Dealing with Oklahoma wildfires

STILLWATER – Fire in Oklahoma is extremely beneficial. It restores grasslands and controls unwanted species. It is a natural process that provides habitat for certain wildlife.
However, the benefits are hard to imagine when a wildfire gets into structures such as houses, barns and sheds.

The National Firewise Communities (firewise.org) program is a good reference to become proactive against wildfires before they happen, said Dwayne Elmore, Oklahoma State University Cooperative Extension wildlife specialist. Taking simple steps such as raking back leaves and cleaning out gutters could save a house or structure from a fire. Remove items that will burn easily from around the house, like firewood and dense vegetation, including flammable trees such as redcedar,.

“You want to create a defensible space of about 100 feet all the way around the house,” he said. “Keeping the grass short and the trees trimmed is vital to the safety of your home.”
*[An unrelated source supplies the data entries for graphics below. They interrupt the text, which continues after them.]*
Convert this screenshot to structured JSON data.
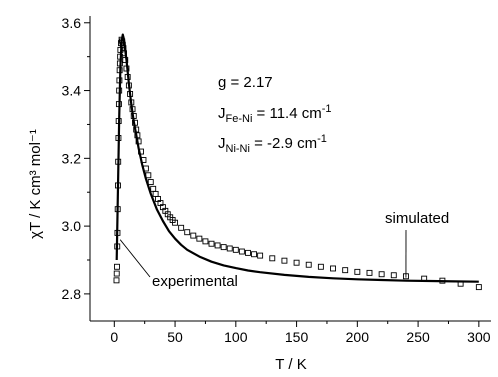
{
  "chart_data": {
    "type": "scatter",
    "xlabel": "T / K",
    "ylabel": "χT / K cm³ mol⁻¹",
    "xlim": [
      -20,
      310
    ],
    "ylim": [
      2.72,
      3.62
    ],
    "xticks": [
      0,
      50,
      100,
      150,
      200,
      250,
      300
    ],
    "yticks": [
      2.8,
      3.0,
      3.2,
      3.4,
      3.6
    ],
    "yticks_labels": [
      "2.8",
      "3.0",
      "3.2",
      "3.4",
      "3.6"
    ],
    "grid": false,
    "legend": "none",
    "annotations": {
      "g": "g = 2.17",
      "jfeni": {
        "prefix": "J",
        "sub": "Fe-Ni",
        "text": " = 11.4 cm",
        "sup": "-1"
      },
      "jnini": {
        "prefix": "J",
        "sub": "Ni-Ni",
        "text": " = -2.9 cm",
        "sup": "-1"
      },
      "simulated": "simulated",
      "experimental": "experimental"
    },
    "series": [
      {
        "name": "experimental",
        "marker": "open-square",
        "x": [
          1.8,
          2.0,
          2.2,
          2.4,
          2.6,
          2.8,
          3.0,
          3.2,
          3.4,
          3.6,
          3.8,
          4.0,
          4.2,
          4.4,
          4.6,
          4.8,
          5.0,
          5.5,
          6.0,
          6.5,
          7.0,
          7.5,
          8.0,
          9.0,
          10,
          11,
          12,
          13,
          14,
          15,
          16,
          17,
          18,
          19,
          20,
          22,
          24,
          26,
          28,
          30,
          32,
          34,
          36,
          38,
          40,
          42,
          44,
          46,
          48,
          50,
          55,
          60,
          65,
          70,
          75,
          80,
          85,
          90,
          95,
          100,
          105,
          110,
          115,
          120,
          130,
          140,
          150,
          160,
          170,
          180,
          190,
          200,
          210,
          220,
          230,
          240,
          255,
          270,
          285,
          300
        ],
        "y": [
          2.84,
          2.86,
          2.88,
          2.94,
          2.98,
          3.05,
          3.12,
          3.19,
          3.26,
          3.31,
          3.36,
          3.4,
          3.43,
          3.46,
          3.48,
          3.5,
          3.52,
          3.54,
          3.55,
          3.545,
          3.535,
          3.525,
          3.51,
          3.49,
          3.465,
          3.44,
          3.415,
          3.39,
          3.365,
          3.345,
          3.325,
          3.305,
          3.285,
          3.268,
          3.25,
          3.22,
          3.195,
          3.17,
          3.15,
          3.13,
          3.11,
          3.095,
          3.08,
          3.068,
          3.056,
          3.045,
          3.035,
          3.026,
          3.018,
          3.01,
          2.995,
          2.982,
          2.972,
          2.963,
          2.955,
          2.948,
          2.943,
          2.938,
          2.934,
          2.93,
          2.925,
          2.921,
          2.917,
          2.913,
          2.905,
          2.898,
          2.892,
          2.886,
          2.88,
          2.875,
          2.87,
          2.865,
          2.862,
          2.858,
          2.855,
          2.852,
          2.845,
          2.839,
          2.83,
          2.82
        ]
      },
      {
        "name": "simulated",
        "line": "solid",
        "x": [
          2,
          3,
          4,
          5,
          6,
          7,
          8,
          9,
          10,
          12,
          14,
          16,
          18,
          20,
          23,
          26,
          30,
          35,
          40,
          45,
          50,
          55,
          60,
          70,
          80,
          90,
          100,
          110,
          120,
          140,
          160,
          180,
          200,
          220,
          240,
          260,
          280,
          300
        ],
        "y": [
          2.9,
          3.1,
          3.32,
          3.47,
          3.545,
          3.565,
          3.55,
          3.52,
          3.49,
          3.42,
          3.36,
          3.31,
          3.27,
          3.23,
          3.18,
          3.14,
          3.095,
          3.05,
          3.015,
          2.985,
          2.963,
          2.945,
          2.93,
          2.91,
          2.895,
          2.884,
          2.876,
          2.869,
          2.864,
          2.856,
          2.85,
          2.846,
          2.843,
          2.841,
          2.839,
          2.838,
          2.837,
          2.836
        ]
      }
    ]
  }
}
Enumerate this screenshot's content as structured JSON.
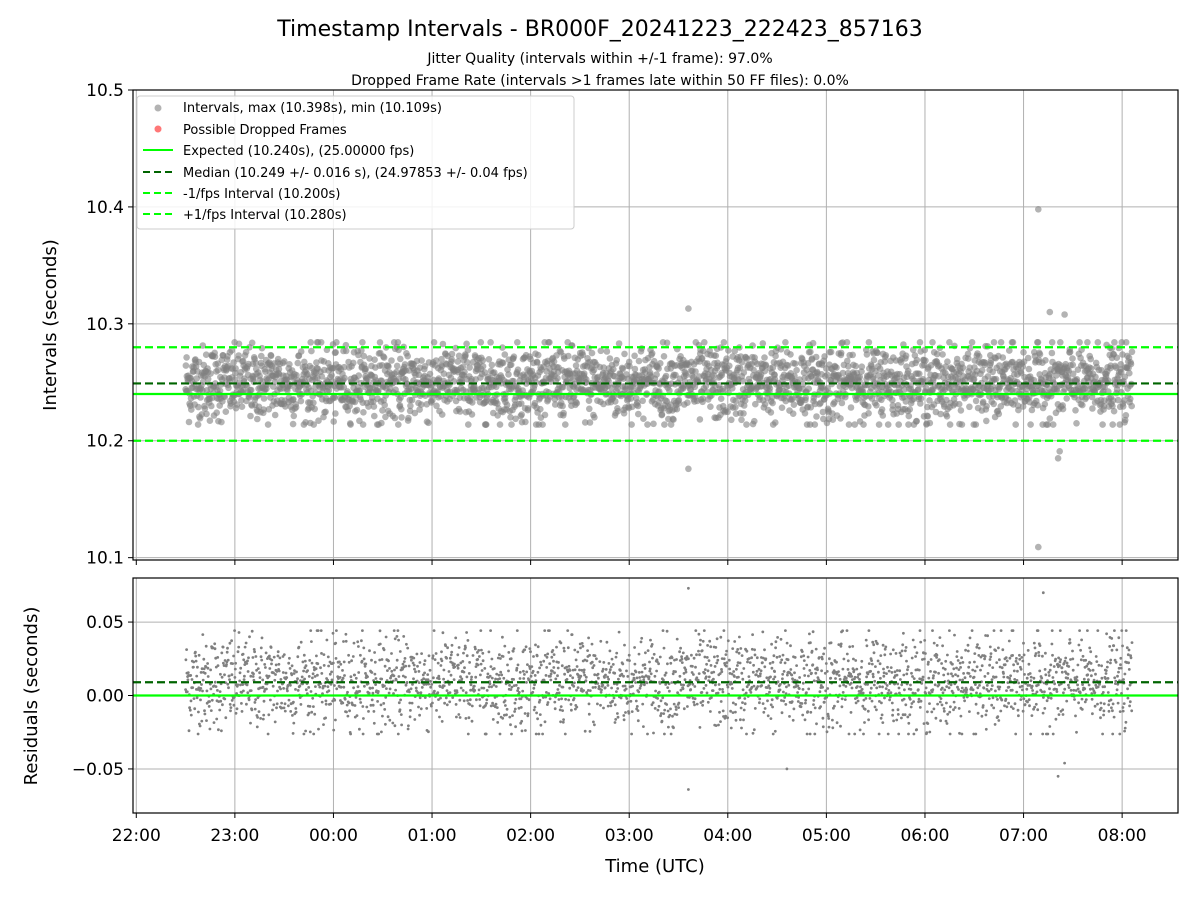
{
  "title": "Timestamp Intervals - BR000F_20241223_222423_857163",
  "subtitle_1": "Jitter Quality (intervals within +/-1 frame): 97.0%",
  "subtitle_2": "Dropped Frame Rate (intervals >1 frames late within 50 FF files): 0.0%",
  "colors": {
    "points": "#808080",
    "dropped": "#ff5555",
    "expected": "#00ff00",
    "median": "#006400",
    "fps_band": "#00ff00",
    "grid": "#b0b0b0"
  },
  "chart_data": [
    {
      "type": "scatter",
      "ylabel": "Intervals (seconds)",
      "ylim": [
        10.098,
        10.5
      ],
      "yticks": [
        10.1,
        10.2,
        10.3,
        10.4,
        10.5
      ],
      "ytick_labels": [
        "10.1",
        "10.2",
        "10.3",
        "10.4",
        "10.5"
      ],
      "xlim": [
        "21:58",
        "08:34"
      ],
      "xticks": [
        "22:00",
        "23:00",
        "00:00",
        "01:00",
        "02:00",
        "03:00",
        "04:00",
        "05:00",
        "06:00",
        "07:00",
        "08:00"
      ],
      "grid": true,
      "legend_position": "upper-left",
      "series": [
        {
          "name": "Intervals, max (10.398s), min (10.109s)",
          "kind": "scatter",
          "x_range": [
            "22:30",
            "08:06"
          ],
          "y_mean": 10.249,
          "y_std": 0.016,
          "n_points": 2800
        },
        {
          "name": "Possible Dropped Frames",
          "kind": "scatter",
          "points": []
        },
        {
          "name": "Expected (10.240s), (25.00000 fps)",
          "kind": "hline",
          "y": 10.24,
          "style": "solid"
        },
        {
          "name": "Median (10.249 +/- 0.016 s), (24.97853 +/- 0.04 fps)",
          "kind": "hline",
          "y": 10.249,
          "style": "dashed"
        },
        {
          "name": "-1/fps Interval (10.200s)",
          "kind": "hline",
          "y": 10.2,
          "style": "dashed"
        },
        {
          "name": "+1/fps Interval (10.280s)",
          "kind": "hline",
          "y": 10.28,
          "style": "dashed"
        }
      ],
      "outliers": [
        {
          "x": "07:09",
          "y": 10.398
        },
        {
          "x": "07:09",
          "y": 10.109
        },
        {
          "x": "03:36",
          "y": 10.313
        },
        {
          "x": "03:36",
          "y": 10.176
        },
        {
          "x": "07:25",
          "y": 10.308
        },
        {
          "x": "07:16",
          "y": 10.31
        },
        {
          "x": "07:21",
          "y": 10.185
        },
        {
          "x": "07:22",
          "y": 10.191
        }
      ]
    },
    {
      "type": "scatter",
      "xlabel": "Time (UTC)",
      "ylabel": "Residuals (seconds)",
      "ylim": [
        -0.08,
        0.08
      ],
      "yticks": [
        -0.05,
        0.0,
        0.05
      ],
      "ytick_labels": [
        "−0.05",
        "0.00",
        "0.05"
      ],
      "xlim": [
        "21:58",
        "08:34"
      ],
      "xticks": [
        "22:00",
        "23:00",
        "00:00",
        "01:00",
        "02:00",
        "03:00",
        "04:00",
        "05:00",
        "06:00",
        "07:00",
        "08:00"
      ],
      "xtick_labels": [
        "22:00",
        "23:00",
        "00:00",
        "01:00",
        "02:00",
        "03:00",
        "04:00",
        "05:00",
        "06:00",
        "07:00",
        "08:00"
      ],
      "grid": true,
      "series": [
        {
          "kind": "scatter",
          "x_range": [
            "22:30",
            "08:06"
          ],
          "y_mean": 0.009,
          "y_std": 0.016,
          "n_points": 2800
        },
        {
          "kind": "hline",
          "y": 0.0,
          "style": "solid"
        },
        {
          "kind": "hline",
          "y": 0.009,
          "style": "dashed"
        }
      ],
      "outliers": [
        {
          "x": "03:36",
          "y": 0.073
        },
        {
          "x": "03:36",
          "y": -0.064
        },
        {
          "x": "07:12",
          "y": 0.07
        },
        {
          "x": "07:21",
          "y": -0.055
        },
        {
          "x": "07:25",
          "y": -0.046
        },
        {
          "x": "04:36",
          "y": -0.05
        }
      ]
    }
  ]
}
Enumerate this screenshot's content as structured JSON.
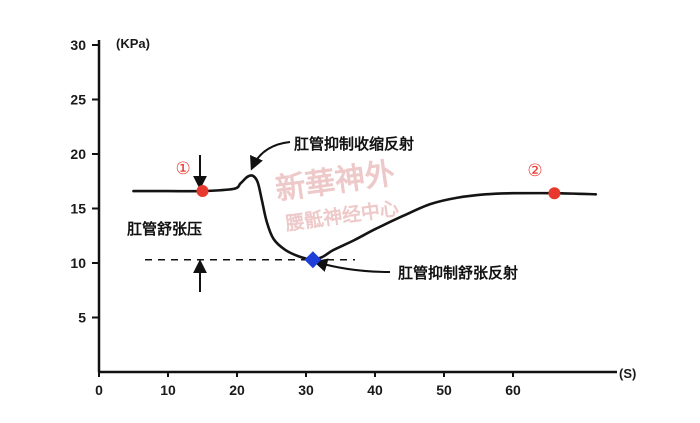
{
  "chart_data": {
    "type": "line",
    "y_unit": "(KPa)",
    "x_unit": "(S)",
    "xlim": [
      0,
      73
    ],
    "ylim": [
      0,
      30
    ],
    "x_ticks": [
      "0",
      "10",
      "20",
      "30",
      "40",
      "50",
      "60"
    ],
    "y_ticks": [
      "5",
      "10",
      "15",
      "20",
      "25",
      "30"
    ],
    "grid": false,
    "series": [
      {
        "x": [
          5,
          10,
          15,
          19.5,
          20.5,
          21.5,
          22.3,
          23.0,
          23.6,
          24.3,
          25.3,
          27,
          29,
          31,
          32.5,
          34,
          37,
          40,
          44,
          48,
          52,
          56,
          60,
          66,
          72
        ],
        "y": [
          16.6,
          16.6,
          16.6,
          16.8,
          17.3,
          17.9,
          18.0,
          17.4,
          15.8,
          13.8,
          12.2,
          11.2,
          10.6,
          10.3,
          10.6,
          11.2,
          12.1,
          13.1,
          14.3,
          15.4,
          16.0,
          16.3,
          16.4,
          16.4,
          16.3
        ]
      }
    ],
    "points": [
      {
        "label": "①",
        "x": 15,
        "y": 16.6,
        "color": "#e8392f"
      },
      {
        "label": "②",
        "x": 66,
        "y": 16.4,
        "color": "#e8392f"
      },
      {
        "label": "",
        "x": 31,
        "y": 10.3,
        "color": "#1f3fd6"
      }
    ],
    "reference_line_y": 10.3,
    "annotations": {
      "contraction_reflex": "肛管抑制收缩反射",
      "relaxation_reflex": "肛管抑制舒张反射",
      "relaxation_pressure": "肛管舒张压"
    },
    "watermark": [
      "新華神外",
      "腰骶神经中心"
    ]
  }
}
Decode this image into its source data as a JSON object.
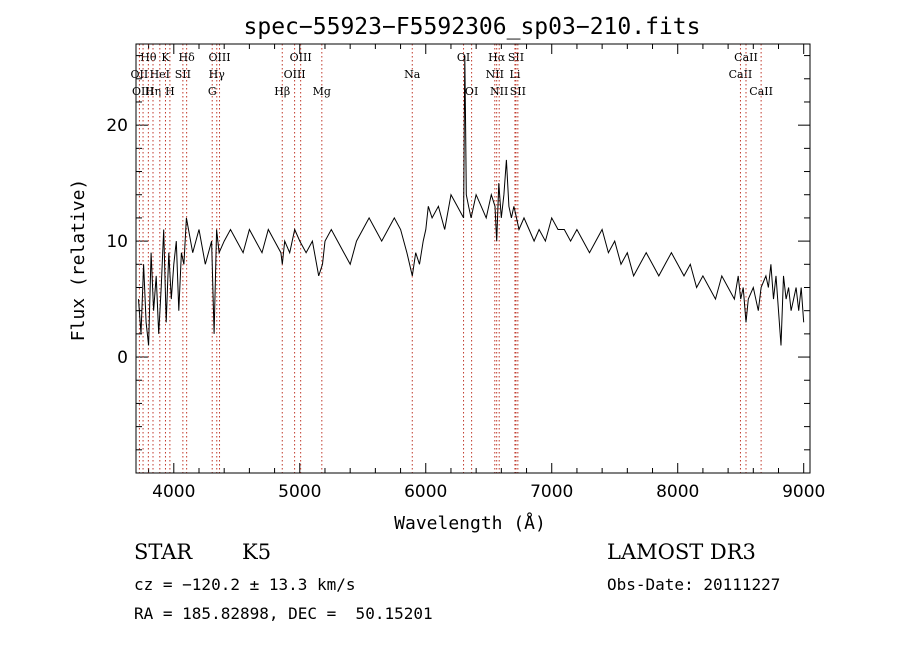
{
  "chart_data": {
    "type": "line",
    "title": "spec−55923−F5592306_sp03−210.fits",
    "xlabel": "Wavelength (Å)",
    "ylabel": "Flux (relative)",
    "xlim": [
      3700,
      9050
    ],
    "ylim": [
      -10,
      27
    ],
    "xticks": [
      4000,
      5000,
      6000,
      7000,
      8000,
      9000
    ],
    "yticks": [
      0,
      10,
      20
    ],
    "series": [
      {
        "name": "flux",
        "x": [
          3720,
          3740,
          3760,
          3780,
          3800,
          3820,
          3840,
          3860,
          3880,
          3900,
          3920,
          3940,
          3960,
          3980,
          4000,
          4020,
          4040,
          4060,
          4080,
          4100,
          4150,
          4200,
          4250,
          4300,
          4320,
          4340,
          4360,
          4400,
          4450,
          4500,
          4550,
          4600,
          4650,
          4700,
          4750,
          4800,
          4850,
          4861,
          4880,
          4920,
          4960,
          5000,
          5050,
          5100,
          5150,
          5180,
          5200,
          5250,
          5300,
          5350,
          5400,
          5450,
          5500,
          5550,
          5600,
          5650,
          5700,
          5750,
          5800,
          5850,
          5893,
          5920,
          5950,
          5980,
          6000,
          6020,
          6050,
          6100,
          6150,
          6200,
          6250,
          6300,
          6310,
          6316,
          6322,
          6340,
          6360,
          6400,
          6440,
          6480,
          6520,
          6550,
          6563,
          6580,
          6600,
          6620,
          6640,
          6660,
          6680,
          6700,
          6720,
          6740,
          6780,
          6820,
          6860,
          6900,
          6950,
          7000,
          7050,
          7100,
          7150,
          7200,
          7250,
          7300,
          7350,
          7400,
          7450,
          7500,
          7550,
          7600,
          7650,
          7700,
          7750,
          7800,
          7850,
          7900,
          7950,
          8000,
          8050,
          8100,
          8150,
          8200,
          8250,
          8300,
          8350,
          8400,
          8450,
          8480,
          8500,
          8520,
          8542,
          8560,
          8600,
          8640,
          8662,
          8700,
          8720,
          8740,
          8760,
          8780,
          8800,
          8820,
          8840,
          8860,
          8880,
          8900,
          8920,
          8940,
          8960,
          8980,
          9000
        ],
        "y": [
          5,
          2,
          8,
          3,
          1,
          9,
          4,
          7,
          2,
          6,
          11,
          3,
          9,
          5,
          8,
          10,
          4,
          9,
          8,
          12,
          9,
          11,
          8,
          10,
          2,
          11,
          9,
          10,
          11,
          10,
          9,
          11,
          10,
          9,
          11,
          10,
          9,
          8,
          10,
          9,
          11,
          10,
          9,
          10,
          7,
          8,
          10,
          11,
          10,
          9,
          8,
          10,
          11,
          12,
          11,
          10,
          11,
          12,
          11,
          9,
          7,
          9,
          8,
          10,
          11,
          13,
          12,
          13,
          11,
          14,
          13,
          12,
          26,
          20,
          14,
          13,
          12,
          14,
          13,
          12,
          14,
          13,
          10,
          15,
          12,
          14,
          17,
          13,
          12,
          13,
          12,
          11,
          12,
          11,
          10,
          11,
          10,
          12,
          11,
          11,
          10,
          11,
          10,
          9,
          10,
          11,
          9,
          10,
          8,
          9,
          7,
          8,
          9,
          8,
          7,
          8,
          9,
          8,
          7,
          8,
          6,
          7,
          6,
          5,
          7,
          6,
          5,
          7,
          5,
          6,
          3,
          5,
          6,
          4,
          6,
          7,
          6,
          8,
          5,
          7,
          4,
          1,
          7,
          5,
          6,
          4,
          5,
          6,
          4,
          6,
          3
        ]
      }
    ],
    "lines": [
      {
        "label": "Hθ",
        "x": 3798,
        "row": 0
      },
      {
        "label": "OII",
        "x": 3727,
        "row": 1
      },
      {
        "label": "OIII",
        "x": 3756,
        "row": 2
      },
      {
        "label": "Hη",
        "x": 3835,
        "row": 2
      },
      {
        "label": "HeI",
        "x": 3889,
        "row": 1
      },
      {
        "label": "K",
        "x": 3934,
        "row": 0
      },
      {
        "label": "H",
        "x": 3969,
        "row": 2
      },
      {
        "label": "SII",
        "x": 4072,
        "row": 1
      },
      {
        "label": "Hδ",
        "x": 4102,
        "row": 0
      },
      {
        "label": "G",
        "x": 4305,
        "row": 2
      },
      {
        "label": "Hγ",
        "x": 4341,
        "row": 1
      },
      {
        "label": "OIII",
        "x": 4363,
        "row": 0
      },
      {
        "label": "Hβ",
        "x": 4861,
        "row": 2
      },
      {
        "label": "OIII",
        "x": 4959,
        "row": 1
      },
      {
        "label": "OIII",
        "x": 5007,
        "row": 0
      },
      {
        "label": "Mg",
        "x": 5175,
        "row": 2
      },
      {
        "label": "Na",
        "x": 5893,
        "row": 1
      },
      {
        "label": "OI",
        "x": 6300,
        "row": 0
      },
      {
        "label": "OI",
        "x": 6364,
        "row": 2
      },
      {
        "label": "NII",
        "x": 6548,
        "row": 1
      },
      {
        "label": "Hα",
        "x": 6563,
        "row": 0
      },
      {
        "label": "NII",
        "x": 6583,
        "row": 2
      },
      {
        "label": "Li",
        "x": 6708,
        "row": 1
      },
      {
        "label": "SII",
        "x": 6716,
        "row": 0
      },
      {
        "label": "SII",
        "x": 6731,
        "row": 2
      },
      {
        "label": "CaII",
        "x": 8498,
        "row": 1
      },
      {
        "label": "CaII",
        "x": 8542,
        "row": 0
      },
      {
        "label": "CaII",
        "x": 8662,
        "row": 2
      }
    ]
  },
  "info": {
    "class_label": "STAR",
    "subclass": "K5",
    "survey": "LAMOST DR3",
    "cz": "cz = −120.2 ± 13.3 km/s",
    "obs_date": "Obs-Date: 20111227",
    "radec": "RA = 185.82898, DEC =  50.15201"
  }
}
All trees within this 100-foot radius should be pruned so they can be easily walked under. Any ladder fuels, such as shrubs that allow a surface flame to engulf the tree canopy, also should be removed.

“Trees within this defensible space should ideally have about 30 feet of space between them to keep fires from traveling through the canopy,” Elmore said. “Any redcedar tree near the structure should be removed, as redcedar is highly flammable.”

Most people do not realize how far flames can carry from a burning tree. As an example, a 10-foot redcedar has the capacity to ignite a structure at least 100 feet away.

Many homes in Oklahoma have much larger redcedars in closer proximity.

Once the trees are trimmed and the grass is mowed, all the debris needs to be removed, as it will serve as fuel to a wildfire. The idea is to remove any fuels away from the house. Aside from prescribed burning to clear these fuels, regular maintenance is the next best thing.

“Consider the flammability of the structure itself. Nonflammable shingles or metal roofs should be used in Oklahoma,” Elmore said. “Brick or stone is an ideal firewise building material. Wood structures are more hazardous and require a careful evaluation of fuels in close proximity to the structure.”

It is a homeowner’s responsibility, not the fire department, to ensure the survivability of a home. Many homes are destroyed each year because the homeowner did not proactively protect them and firefighters could do little to intervene.

“Also, poor decisions from homeowners affect their neighbors as well,” Elmore said. “Neighborhoods and communities must be in this together. One poorly managed residence puts others at risk.”